International Left-hander’s Day: When left is right

Social conditioning makes life difficult for southpaws, forcing them to give up their natural advantages.

Social conditioning makes life difficult for southpaws, forcing them to give up their natural advantages. DESIGN: SAMRA AAMIR

LAHORE:


“I used to insist that she use her right hand but she just wouldn’t. One day, she raised her left hand and said ‘But Mama, this is my right hand’,’’ says Nazia Amir, a mother of 3, who now understands what her then 4-year-old daughter Muskaan was trying to communicate to her.


“If I forced her to use her right hand, she would just stop whatever she was doing. She even stopped eating at times,” shares Amir. Muskaan is now 6 and studies in Grade 1. Despite her initial denial, Amir says it was difficult to see her child struggling for something she apparently had no control over.

Teacher’s right

“The dominant hand is a natural aspect of a child’s personality,” says Kindergarten teacher Tajallah Abdul Rehman who has been teaching for the past 6 years. Out of the 17 students in her class, 2 are left-handed. “Anything that impacts their learning is taken up with the parents, everything else is just part of who they are,” she explains.

Citing her experiences, she says in terms of reading, writing or learning she has never noticed any differences amongst children based on their dominant hand.




Social acceptance

Reportedly, parents at times find it difficult to accept left-handed children, and some even seek medical help. ‘Surprisingly there still are parents who are under a mistaken impression that their left-handed child has a disability,” says Nazia Ahmed, a clinical psychologist at the Department of Youth Affairs. In Ahmed’s 5 year experience, while only 6 cases were reported, there were a few where parents even sought medicine for curing left-handedness of their child. Parents, she says, had a very discouraging attitude. “And hence our counselling sessions are more focused towards them,” she explains.

But why do parents find it so hard to accept? Ahmed believes it is integrally related to social and cultural practices. “In a society where the right hand is symbolically linked to good deeds and the left for bad, it becomes complicated for parents to work through the left-handedness of their child,” she says. Their reason for concern, Ahmed explains, is the continuous stream of social criticism regarding their child using left hand.

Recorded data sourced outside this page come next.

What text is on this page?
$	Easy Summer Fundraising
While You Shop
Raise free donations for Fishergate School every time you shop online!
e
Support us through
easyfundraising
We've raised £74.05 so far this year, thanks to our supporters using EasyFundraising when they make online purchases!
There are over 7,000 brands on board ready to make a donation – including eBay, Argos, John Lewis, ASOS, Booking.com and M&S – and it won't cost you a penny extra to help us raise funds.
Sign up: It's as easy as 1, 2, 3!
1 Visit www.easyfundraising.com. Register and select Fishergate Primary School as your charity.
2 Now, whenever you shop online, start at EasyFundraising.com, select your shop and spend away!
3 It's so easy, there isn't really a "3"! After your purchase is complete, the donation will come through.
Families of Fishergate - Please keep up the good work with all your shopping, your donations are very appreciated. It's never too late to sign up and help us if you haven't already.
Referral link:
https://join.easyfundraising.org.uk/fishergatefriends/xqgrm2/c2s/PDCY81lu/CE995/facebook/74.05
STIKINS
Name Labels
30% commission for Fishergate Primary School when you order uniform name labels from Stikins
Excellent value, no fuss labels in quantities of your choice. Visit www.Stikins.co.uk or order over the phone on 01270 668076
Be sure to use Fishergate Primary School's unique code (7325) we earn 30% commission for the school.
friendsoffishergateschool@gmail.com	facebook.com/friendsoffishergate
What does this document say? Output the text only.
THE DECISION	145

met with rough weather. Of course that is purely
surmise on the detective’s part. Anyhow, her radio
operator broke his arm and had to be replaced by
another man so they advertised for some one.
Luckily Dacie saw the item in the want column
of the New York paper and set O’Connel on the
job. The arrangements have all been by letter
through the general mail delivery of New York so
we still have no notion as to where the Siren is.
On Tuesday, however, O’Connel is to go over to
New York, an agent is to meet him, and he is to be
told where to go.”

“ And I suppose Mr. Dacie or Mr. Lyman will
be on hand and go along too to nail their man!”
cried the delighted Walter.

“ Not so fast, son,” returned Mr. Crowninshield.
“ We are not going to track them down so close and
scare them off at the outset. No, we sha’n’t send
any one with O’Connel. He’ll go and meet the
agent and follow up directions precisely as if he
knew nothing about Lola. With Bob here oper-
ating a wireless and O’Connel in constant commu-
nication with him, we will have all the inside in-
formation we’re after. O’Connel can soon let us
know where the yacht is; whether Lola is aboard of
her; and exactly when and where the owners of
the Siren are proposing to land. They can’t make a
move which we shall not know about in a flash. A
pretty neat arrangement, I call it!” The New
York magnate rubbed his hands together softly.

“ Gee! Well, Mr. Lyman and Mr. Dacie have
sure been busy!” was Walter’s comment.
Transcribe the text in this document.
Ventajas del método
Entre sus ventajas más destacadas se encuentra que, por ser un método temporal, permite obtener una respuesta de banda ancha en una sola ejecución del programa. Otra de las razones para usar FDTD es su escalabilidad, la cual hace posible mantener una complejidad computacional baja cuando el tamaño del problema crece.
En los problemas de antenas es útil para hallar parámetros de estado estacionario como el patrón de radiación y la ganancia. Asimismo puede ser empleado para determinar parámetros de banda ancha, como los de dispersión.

Amidst all the hue and cry, the child in question is left lost. Ahmed says children who are forced to use their right hand often end up lacking confidence, self-esteem and become unexpressive. “Their natural behaviour is being continuously criticised even within their homes, which obviously has an adverse impact,” she says.

Head of Psychology department at the University of Central Punjab Dr. Asir Ajmal agrees with the consequences. He terms it ‘devastating’ for the child. “Just imagine the emotional pain when you are being forced to convert your natural advantage into a disadvantage,” he says. But the social customs and interpretations regarding left-handed people have existed in other societies as well including in the West, claims Dr. Ajmal.

Having supervised a research titled ‘Experiences of Growing up Left-Handed in Pakistan’, he shares that the outcomes revealed parents were almost always insistent on their left-handed children to use their right hand. While a smaller percentage insisted that their children use their right hand just to eat, a larger percentage was stricter and insisted that the right hand be used as the dominant hand. He says at times this has forced left-handed children to become ambidextrous, training themselves to use both their hands. But that too, he says, becomes difficult for some. A culturally acceptable solution here, he suggests would be to encourage, not force, left-handed children to use right hand for eating but left as a dominant hand.

Simplifying the debate, registrar at the Mayo Hospital Dr. Salman Kazmi explains that an individual’s dominant hand is selected by the dominant cerebral hemisphere of the cerebral cortex – the external layer of the cerebrum of the brain. If the left hemisphere of the cerebral cortex is dominant, the individual will be right handed and vice versa.

“Rest assured there is absolutely nothing ‘wrong’ biologically or otherwise with left-handed people. As they say ‘it’s not in anyone’s hands’.”

Published in The Express Tribune, August 13th, 2013.